Cosmi isn’t cocky. He wasn’t dissing the Sooners. If you had been standing there Tuesday, you’d know that he is just supremely confident in his group at the moment.
“They have a really explosive offense and a really good team overall. I’m not going to take that away from them,” Cosmi said of OU. “But I don’t think they’ve played anybody like us. It’s going to be interesting going into the game to see how they respond to see what type of team they really are.”
On the other side, OU will likely be without its two starting tackles, creating a far bigger problem than anything Cosmi says. Left tackle Erik Swenson and right tackle Adrian Ealy are both “highly questionable” for this game, according to OU coach Lincoln Riley.
“We’ve been solid, considering we’ve started five different lineups in five games,” Riley said. “Like I said the other day, it’s not ideal, but we’ve been able to survive a little bit early with all those different lineups, and what it’s given us is more guys can play different positions.”
Typically, teams that are constantly shuffling their offensive line are living on borrowed time.
Oklahoma is papering over the constant turnover with explosive plays. The Sooners are the only team in the country to score at least 45 points in five games. Quarterback Jalen Hurts is averaging 404.4 yards of total offense per game.
“I think our guys have handled it solid, but we’ve got to continue to build there,” Riley said.
Last season, the Horns had amazing consistency with their starting five. Four of those starters logged more than 1,000 snaps each. Cosmi and Derek Kerstetter were two workhorses last season and they’re back. Shackelford has started 32 out of 45 career games at center. Graduate transfer Parker Braun was a first-team All-ACC pick at Georgia Tech.
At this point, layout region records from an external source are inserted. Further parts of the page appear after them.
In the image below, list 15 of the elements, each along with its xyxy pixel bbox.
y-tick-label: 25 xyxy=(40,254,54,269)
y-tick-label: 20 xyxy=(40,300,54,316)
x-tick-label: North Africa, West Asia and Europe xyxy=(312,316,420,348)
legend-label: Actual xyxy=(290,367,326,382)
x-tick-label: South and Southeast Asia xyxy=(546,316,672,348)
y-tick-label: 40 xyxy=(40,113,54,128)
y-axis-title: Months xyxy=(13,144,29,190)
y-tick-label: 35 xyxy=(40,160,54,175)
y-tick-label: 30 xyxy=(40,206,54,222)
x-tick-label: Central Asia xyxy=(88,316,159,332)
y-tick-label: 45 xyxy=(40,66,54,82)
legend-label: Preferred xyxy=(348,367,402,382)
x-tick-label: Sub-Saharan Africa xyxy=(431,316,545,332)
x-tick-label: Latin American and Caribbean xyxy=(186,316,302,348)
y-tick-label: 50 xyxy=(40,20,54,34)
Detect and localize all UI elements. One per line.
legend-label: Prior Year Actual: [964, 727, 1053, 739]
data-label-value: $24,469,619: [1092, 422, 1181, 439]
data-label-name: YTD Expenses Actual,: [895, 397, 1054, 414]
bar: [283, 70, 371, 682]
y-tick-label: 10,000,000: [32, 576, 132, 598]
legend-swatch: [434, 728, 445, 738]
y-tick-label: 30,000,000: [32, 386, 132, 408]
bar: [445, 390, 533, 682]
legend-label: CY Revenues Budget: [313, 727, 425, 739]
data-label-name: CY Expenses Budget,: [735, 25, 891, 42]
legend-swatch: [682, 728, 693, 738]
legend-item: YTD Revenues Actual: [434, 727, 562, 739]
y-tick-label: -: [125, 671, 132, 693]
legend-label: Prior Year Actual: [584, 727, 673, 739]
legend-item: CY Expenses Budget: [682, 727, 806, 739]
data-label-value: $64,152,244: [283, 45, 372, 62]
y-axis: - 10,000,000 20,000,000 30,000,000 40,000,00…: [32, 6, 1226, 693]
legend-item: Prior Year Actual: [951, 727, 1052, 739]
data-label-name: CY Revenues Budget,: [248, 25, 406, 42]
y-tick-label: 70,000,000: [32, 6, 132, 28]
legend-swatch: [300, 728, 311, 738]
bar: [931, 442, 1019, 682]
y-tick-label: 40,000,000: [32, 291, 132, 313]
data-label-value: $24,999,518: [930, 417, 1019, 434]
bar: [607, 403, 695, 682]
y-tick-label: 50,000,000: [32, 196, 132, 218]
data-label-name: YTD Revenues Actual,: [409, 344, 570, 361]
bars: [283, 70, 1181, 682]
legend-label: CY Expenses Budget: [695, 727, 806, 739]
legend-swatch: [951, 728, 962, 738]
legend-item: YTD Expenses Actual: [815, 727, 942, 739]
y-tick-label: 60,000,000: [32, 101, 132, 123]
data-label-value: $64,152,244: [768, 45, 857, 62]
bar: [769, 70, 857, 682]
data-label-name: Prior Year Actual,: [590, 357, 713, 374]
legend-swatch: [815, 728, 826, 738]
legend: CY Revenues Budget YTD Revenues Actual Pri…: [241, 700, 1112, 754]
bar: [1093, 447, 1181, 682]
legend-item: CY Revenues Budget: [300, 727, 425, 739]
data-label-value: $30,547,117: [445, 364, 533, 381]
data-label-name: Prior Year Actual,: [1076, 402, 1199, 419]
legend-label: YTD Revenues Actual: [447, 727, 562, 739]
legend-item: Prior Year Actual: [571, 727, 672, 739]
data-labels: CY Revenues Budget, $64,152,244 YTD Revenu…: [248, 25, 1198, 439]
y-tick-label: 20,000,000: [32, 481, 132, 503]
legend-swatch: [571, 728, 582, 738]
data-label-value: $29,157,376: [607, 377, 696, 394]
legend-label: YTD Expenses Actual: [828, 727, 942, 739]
Texas’ linemen saw multiple looks from Louisiana Tech and Rice, two teams that weren’t expected to vary things up as much as they did. The group wore down LSU. Once UT figured out what West Virginia was doing, the Horns put away the Mountaineers in the fourth quarter.
“We’re seeing that in college football more and more, you’re starting to see teams now play defense by confusion,” UT offensive coordinator Tim Beck said last week. “So what they do is they take some chances or play maybe even an unsound look.
“I heard a coach say one time, you got guys that are so worried about making plays, they’re not playing defense,” Beck added.
OU defensive coordinator Alex Grinch complimented the Texas run game, which starts up front. “What you see is an offensive line that regardless of personnel finds a way to create seams, create creases,” Grinch told reporters.
The Longhorns’ offensive line has come a long way from where it was in Tom Herman’s first season. In 2017, the group was held together with duct tape and baling wire. Solid recruiting, the hiring of Hand in 2018 and overall skill development has turned the entire group around.
If Texas quarterback Sam Ehlinger has time to throw against this OU secondary, the Horns will have success in the Cotton Bowl. At this point, it’s hard to imagine he won’t.
Texas nickel back B.J. Foster said his team has some “unfinished business” with OU. Cosmi concurred.
“I definitely think there is, especially after the Big 12 championship game (last season),” Cosmi said. “Who knows? Most likely, you’ll see both of us go again, against each other coming to that game, too. I think this is kind of a showcase to that.”
No offense intended, OU. But clearly some will be taken.
“We definitely have some unfinished business,” Cosmi said.